Muito já se escreveu, aqui e acolá, sobre a pandemia e seus efeitos na sociedade brasileira e mundial

Há, sem dúvida, uma politização exagerada, e uma radicalização de posicionamentos, muitas das vezes, sem a menor racionalidade, lógica e bom senso e, como dizem, com pitadas de oportunismo sensacionalista, utilizando-se da tragédia para a obtenção de objetivos escusos, como a derrocada da política de um governante ou a obtenção de recursos ilícitos através de atos ímprobos. Exemplos não faltam, mas não é o caso aqui de desviar o foco para inserí-los no centro do debate.

O fato é que na esteira da OMS, o Governo Federal, em dezembro de 2020, após ser declarada e divulgada a ocorrência do surto do coronavírus, estabeleceu o estado de emergência em saúde pública, seguindo-se o decreto de pandemia, ante a elevação do estado de contaminação, levando o Brasil, através do Decreto Legislativo Federal nº 6/2020, em marco, a reconhecer a existência do Estado de Calamidade Pública em todo território nacional.

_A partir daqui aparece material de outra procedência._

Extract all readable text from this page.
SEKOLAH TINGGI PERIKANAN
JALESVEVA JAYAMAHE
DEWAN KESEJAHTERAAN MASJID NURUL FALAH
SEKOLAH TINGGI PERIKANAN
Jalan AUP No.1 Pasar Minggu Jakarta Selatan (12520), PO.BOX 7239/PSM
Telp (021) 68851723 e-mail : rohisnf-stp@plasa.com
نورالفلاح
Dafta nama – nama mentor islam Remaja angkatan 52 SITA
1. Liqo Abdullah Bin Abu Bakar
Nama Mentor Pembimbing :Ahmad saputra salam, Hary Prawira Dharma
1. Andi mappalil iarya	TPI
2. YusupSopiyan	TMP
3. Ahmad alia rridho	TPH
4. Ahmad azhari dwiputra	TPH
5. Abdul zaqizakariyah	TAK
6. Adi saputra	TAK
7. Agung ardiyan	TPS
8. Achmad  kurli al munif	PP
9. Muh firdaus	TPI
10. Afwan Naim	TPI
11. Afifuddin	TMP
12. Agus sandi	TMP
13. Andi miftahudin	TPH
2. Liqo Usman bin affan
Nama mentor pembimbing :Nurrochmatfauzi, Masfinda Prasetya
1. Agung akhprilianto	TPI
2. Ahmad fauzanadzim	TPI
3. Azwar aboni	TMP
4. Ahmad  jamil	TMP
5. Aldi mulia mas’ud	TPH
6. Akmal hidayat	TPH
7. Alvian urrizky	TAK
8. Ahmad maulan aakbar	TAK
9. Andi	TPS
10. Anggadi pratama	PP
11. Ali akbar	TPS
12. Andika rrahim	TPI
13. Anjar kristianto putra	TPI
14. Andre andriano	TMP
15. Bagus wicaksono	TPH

Nesse contexto, foi publicada lei federal nº 13.979/2020, de caráter temporário que dispõe sobre as medidas para enfrentamento da emergência de saúde pública, bem como as Medidas Provisórias nºs 922, de 28 de fevereiro de 2020 e a MP nº 926, de 20 de março de 2020, por meio das quais foram realizadas alterações daquela lei. Outrossim, foram editados os Decretos 10. 282, de 20 de março de 2020 e 10.329, de 28 de abril de 2020, ambos versando sobre a definição dos serviços públicos e as atividades essenciais, para fins de aplicação da mencionada lei nº 13.979, de 6 de fevereiro de 2020, além da Portaria nº 356, de 11 de março de 2020, do Ministério da Saúde, que regulamenta procedimentos.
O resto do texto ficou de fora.